Well....here's the simple truth. Their budget each year....from the federal government side....amounts to about half-a-percent to one-percent of their budget. On this alone....they could give it entirely up.
But here's two odd things which are never discussed. First, around 2-to-3 percent of the remaining budget comes from state budgets and local city budgets. If the fed guys left the table, and then a dozen states realized that they could also leave the table....then you'd have two percent minimum missing from the budget.
Second...through various other fund vehicles....state public channels are funded by the federal machine and the states.
For example, from the state of Tennessee....there are 11 public radio stations.
For example, from the state of Kentucky, there are 12 public radio stations.

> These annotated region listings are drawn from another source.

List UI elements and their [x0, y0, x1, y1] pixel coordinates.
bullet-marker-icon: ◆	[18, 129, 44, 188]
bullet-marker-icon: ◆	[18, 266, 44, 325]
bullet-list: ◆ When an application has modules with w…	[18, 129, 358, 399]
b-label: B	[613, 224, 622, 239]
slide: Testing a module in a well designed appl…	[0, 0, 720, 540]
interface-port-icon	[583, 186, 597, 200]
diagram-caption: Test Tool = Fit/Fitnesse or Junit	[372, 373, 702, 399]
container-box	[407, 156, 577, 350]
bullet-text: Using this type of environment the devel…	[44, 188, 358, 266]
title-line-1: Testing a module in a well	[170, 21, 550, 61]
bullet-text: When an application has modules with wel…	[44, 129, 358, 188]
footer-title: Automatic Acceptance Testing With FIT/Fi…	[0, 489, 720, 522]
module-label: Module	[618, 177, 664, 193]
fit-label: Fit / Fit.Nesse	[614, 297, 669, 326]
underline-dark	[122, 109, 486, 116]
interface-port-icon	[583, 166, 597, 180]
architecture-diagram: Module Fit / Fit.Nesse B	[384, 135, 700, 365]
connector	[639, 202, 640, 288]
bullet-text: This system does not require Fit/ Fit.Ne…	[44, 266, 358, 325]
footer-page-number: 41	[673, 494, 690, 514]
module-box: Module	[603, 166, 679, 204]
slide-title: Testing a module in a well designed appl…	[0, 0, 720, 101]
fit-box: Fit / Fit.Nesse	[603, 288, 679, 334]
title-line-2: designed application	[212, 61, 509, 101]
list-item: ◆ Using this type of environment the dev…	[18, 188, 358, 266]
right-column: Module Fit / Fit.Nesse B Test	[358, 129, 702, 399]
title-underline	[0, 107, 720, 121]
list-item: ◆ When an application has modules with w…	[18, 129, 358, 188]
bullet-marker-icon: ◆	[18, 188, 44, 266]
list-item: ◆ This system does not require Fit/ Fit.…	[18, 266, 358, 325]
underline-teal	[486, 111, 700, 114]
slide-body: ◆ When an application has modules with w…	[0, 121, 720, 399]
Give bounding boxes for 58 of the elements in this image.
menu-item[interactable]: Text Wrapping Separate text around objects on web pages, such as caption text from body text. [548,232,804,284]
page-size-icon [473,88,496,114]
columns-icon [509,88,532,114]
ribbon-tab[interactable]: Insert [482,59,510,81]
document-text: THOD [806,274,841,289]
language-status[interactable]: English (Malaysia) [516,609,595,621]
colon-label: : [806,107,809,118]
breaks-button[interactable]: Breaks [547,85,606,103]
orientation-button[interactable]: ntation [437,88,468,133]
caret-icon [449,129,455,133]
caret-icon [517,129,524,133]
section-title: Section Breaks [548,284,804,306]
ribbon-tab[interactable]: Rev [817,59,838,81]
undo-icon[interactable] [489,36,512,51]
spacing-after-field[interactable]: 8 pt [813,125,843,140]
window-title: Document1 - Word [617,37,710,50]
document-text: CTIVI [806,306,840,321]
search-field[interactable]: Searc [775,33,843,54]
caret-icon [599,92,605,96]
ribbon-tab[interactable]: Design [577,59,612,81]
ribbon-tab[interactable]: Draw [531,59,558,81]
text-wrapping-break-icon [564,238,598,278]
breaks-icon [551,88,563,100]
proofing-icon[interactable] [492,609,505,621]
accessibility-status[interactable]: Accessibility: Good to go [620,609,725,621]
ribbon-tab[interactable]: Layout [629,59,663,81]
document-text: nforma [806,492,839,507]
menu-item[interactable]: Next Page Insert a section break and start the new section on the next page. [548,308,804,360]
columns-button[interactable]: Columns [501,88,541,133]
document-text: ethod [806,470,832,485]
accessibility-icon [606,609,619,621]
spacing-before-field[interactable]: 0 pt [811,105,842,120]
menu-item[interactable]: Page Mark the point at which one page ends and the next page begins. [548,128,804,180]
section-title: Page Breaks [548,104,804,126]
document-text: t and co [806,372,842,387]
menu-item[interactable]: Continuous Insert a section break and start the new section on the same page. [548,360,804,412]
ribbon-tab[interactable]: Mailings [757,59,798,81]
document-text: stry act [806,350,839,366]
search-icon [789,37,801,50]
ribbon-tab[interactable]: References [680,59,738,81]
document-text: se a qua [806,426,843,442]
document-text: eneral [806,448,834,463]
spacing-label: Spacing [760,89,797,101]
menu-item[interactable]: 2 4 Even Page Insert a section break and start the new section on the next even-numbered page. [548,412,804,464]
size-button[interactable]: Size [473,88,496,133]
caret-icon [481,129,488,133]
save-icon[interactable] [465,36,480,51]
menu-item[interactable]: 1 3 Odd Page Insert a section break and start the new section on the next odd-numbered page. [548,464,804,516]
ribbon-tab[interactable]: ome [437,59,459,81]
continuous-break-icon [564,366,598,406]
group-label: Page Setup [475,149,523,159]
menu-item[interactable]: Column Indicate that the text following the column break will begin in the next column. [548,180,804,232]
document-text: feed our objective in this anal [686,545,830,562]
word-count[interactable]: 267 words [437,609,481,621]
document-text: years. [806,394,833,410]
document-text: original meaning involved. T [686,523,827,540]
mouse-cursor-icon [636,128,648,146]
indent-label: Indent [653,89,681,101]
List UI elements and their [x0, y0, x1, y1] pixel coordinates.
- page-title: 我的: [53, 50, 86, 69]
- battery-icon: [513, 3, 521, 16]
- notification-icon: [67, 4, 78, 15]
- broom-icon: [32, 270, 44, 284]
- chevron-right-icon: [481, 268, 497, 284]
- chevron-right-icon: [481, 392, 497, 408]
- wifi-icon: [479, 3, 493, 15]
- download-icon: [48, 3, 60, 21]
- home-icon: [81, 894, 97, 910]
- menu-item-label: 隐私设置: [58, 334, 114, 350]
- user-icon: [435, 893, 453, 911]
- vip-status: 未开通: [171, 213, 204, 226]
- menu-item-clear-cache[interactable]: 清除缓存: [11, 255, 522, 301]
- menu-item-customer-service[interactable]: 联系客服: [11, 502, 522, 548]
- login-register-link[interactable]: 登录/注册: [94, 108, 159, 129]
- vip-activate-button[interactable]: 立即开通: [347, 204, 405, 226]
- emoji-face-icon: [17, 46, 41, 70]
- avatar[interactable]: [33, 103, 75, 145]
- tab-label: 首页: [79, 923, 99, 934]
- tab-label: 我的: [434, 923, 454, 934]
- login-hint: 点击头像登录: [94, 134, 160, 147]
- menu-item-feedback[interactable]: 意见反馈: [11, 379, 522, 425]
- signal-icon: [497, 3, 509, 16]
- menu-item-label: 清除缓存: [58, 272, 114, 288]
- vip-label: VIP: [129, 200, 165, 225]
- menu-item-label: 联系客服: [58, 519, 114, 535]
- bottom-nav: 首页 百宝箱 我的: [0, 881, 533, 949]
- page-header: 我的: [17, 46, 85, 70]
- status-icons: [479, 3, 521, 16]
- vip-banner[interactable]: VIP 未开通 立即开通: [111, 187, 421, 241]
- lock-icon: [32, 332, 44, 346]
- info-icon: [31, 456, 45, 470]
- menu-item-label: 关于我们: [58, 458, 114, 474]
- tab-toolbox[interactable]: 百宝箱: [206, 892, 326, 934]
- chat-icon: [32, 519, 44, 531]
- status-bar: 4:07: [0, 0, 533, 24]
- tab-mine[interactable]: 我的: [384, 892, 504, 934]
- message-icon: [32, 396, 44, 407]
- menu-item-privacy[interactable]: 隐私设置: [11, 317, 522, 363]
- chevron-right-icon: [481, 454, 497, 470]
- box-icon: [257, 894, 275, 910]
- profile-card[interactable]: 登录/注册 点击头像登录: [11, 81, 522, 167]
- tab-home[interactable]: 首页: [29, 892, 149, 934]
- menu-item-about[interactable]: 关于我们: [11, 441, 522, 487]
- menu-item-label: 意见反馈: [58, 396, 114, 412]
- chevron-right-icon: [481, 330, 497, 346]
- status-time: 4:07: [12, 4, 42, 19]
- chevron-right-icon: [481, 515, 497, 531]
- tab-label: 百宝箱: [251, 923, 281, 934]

NPR does a word game where they make it think that it's really not that much that comes from the federal government. On these state contributions....it's possible that some or even half of their budget to the local stations....really come from a grant or two....from the federal government.
If the funding was drastically cut? You'd have people all bothered that their favorite network was cut, but it wouldn't really be the end of the world....because NPR is mostly news, and you get everything from your commercial networks. It'd be different if NPR was literature, poetry, jazz or classical music (what they started out as, you know).
2 comments:
I have only listened to NPR on AM radio stations. Do they broadcast on FM? I think Ford Motor Co. Is going to stop including AM radio option in new vehicles.
99-percent are FM. I know that Boulder, CO has a AM station. Dinosaur-thing....in another decade...probably won't exist.